Каждому персонажу этой толпы давались свои точные реплики, которые должны были произноситься вполголоса, чтобы не нарушать стихотворный ритм и в то же время создавать впечатление множественности происходящего. Монологи и действия центральных персонажей сливались с реальной жизнью, с тем фоном, который выдвигался в этом спектакле на первый план, был равноправен с героями.
Открывалась сцена пира у богача Манассе — гости располагались на открытой веранде с мраморной лестницей. Вышколенные слуги разносили вина (разливали их в пресловутые «музейные» кубки), блюда с фруктами, кавалеры галантно склонялись к дамам в тяжелых платьях. Внезапно в смех и веселые речи врывались звуки «шойфера» — бараньего рога, в который трубил служка, возвещая о прибытии раввина.
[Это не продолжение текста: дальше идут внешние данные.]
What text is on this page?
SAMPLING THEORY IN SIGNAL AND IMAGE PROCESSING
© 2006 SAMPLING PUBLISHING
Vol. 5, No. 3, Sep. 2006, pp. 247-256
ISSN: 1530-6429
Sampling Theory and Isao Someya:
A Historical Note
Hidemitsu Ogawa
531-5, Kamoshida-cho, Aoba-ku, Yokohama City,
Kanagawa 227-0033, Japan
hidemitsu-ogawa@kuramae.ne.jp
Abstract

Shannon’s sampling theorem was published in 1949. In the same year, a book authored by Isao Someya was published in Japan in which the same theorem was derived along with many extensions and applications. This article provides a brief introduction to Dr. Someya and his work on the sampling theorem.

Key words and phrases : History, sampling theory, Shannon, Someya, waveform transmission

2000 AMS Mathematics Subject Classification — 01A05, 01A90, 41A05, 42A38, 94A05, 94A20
На лестнице появлялась столь неуместная на празднестве группа служителей синагоги (разнообразные характерные гримы, точные костюмы) — и раввин монотонно-торжественно читал проклятие Уриэлю Акосте, отступившему от древних канонов иудаизма. Так же медленно священнослужители удалялись, а за ними разбегались испуганные гости, красавицы дамы, всхлипывая, причитали «О горе, горе!»; радостно-беззаботная толпа становилась смятенной толпой.
Конфликт приобретал истинно эпический характер; непосредственно на сцене, перед глазами потрясенных зрителей противоборствовали Акоста — человек, поднявшийся над своим временем и своей средой, и сама эта среда, сильная общностью, единым устремлением к сохранению тех устоев жизни и веры, которые так опасно колеблет еретик.
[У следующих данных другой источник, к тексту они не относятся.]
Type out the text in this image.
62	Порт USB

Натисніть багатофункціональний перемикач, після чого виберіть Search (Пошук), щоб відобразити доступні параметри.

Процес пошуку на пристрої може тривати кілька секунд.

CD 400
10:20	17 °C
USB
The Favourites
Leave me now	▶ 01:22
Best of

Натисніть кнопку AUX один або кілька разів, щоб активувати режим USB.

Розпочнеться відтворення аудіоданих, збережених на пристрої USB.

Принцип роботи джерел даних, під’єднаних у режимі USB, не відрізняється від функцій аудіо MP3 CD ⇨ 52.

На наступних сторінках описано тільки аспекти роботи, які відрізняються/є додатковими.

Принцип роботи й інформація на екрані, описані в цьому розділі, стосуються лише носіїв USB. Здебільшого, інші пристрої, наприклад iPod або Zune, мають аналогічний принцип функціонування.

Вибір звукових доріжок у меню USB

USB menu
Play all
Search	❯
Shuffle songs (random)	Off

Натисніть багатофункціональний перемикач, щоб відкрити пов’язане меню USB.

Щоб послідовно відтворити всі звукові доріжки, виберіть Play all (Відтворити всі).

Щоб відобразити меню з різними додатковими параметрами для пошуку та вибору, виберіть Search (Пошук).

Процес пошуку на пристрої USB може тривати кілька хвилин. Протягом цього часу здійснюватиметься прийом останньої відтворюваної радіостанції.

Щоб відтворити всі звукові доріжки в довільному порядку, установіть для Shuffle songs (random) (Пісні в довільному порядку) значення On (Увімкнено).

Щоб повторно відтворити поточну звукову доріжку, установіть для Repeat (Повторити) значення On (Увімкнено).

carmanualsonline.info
В этом спектакле красива и трогательна была Юдифь — Мария Федоровна Андреева в бархатном платье, в белом кружевном воротнике, с жемчужными нитями, перевивавшими волнистые волосы; величественно спокоен был старец Бен-Акиба, надменно спокоен богач Манассе, но истинно противостояли друг другу две силы — Уриэль Акоста, человек великого свободного разума, и разъяренная толпа, объединенная верой в свои законы, в свою древнюю религию.
Все безысходнее, все безнадежнее для Акосты становилось это противоборство. В сцене синагоги, где горели семисвечники, где у аналоя еретик должен был произнести отречение от своих заблуждений, толпа жила полным единством веры и недоверием к отступнику, хотя бы и кающемуся. А когда Уриэль неожиданно для всех отрекался от своего покаяния, люди превращались в фанатиков, которые сейчас разорвут дважды отступника. Вопили, выли за сценой люди, превратившиеся в зверей, — Акоста в белой одежде бежал прямо к рампе, к зрителям, словно надеясь у них найти спасение, а за ним гнались обезумевшие юноши-фанатики, почтенные торговцы и банкиры, старики в талесах, которые они разрывали в отчаянии и гневе. У самой рампы Акоста резко поворачивался к толпе — и она так же резко останавливалась, умолкала, словно испугавшись его взгляда, — передние ряды пятились назад, задние напирали, теснили, рвались вперед, и скрюченная старческая рука, поднявшаяся над головами, тянулась к одинокому человеку в белом.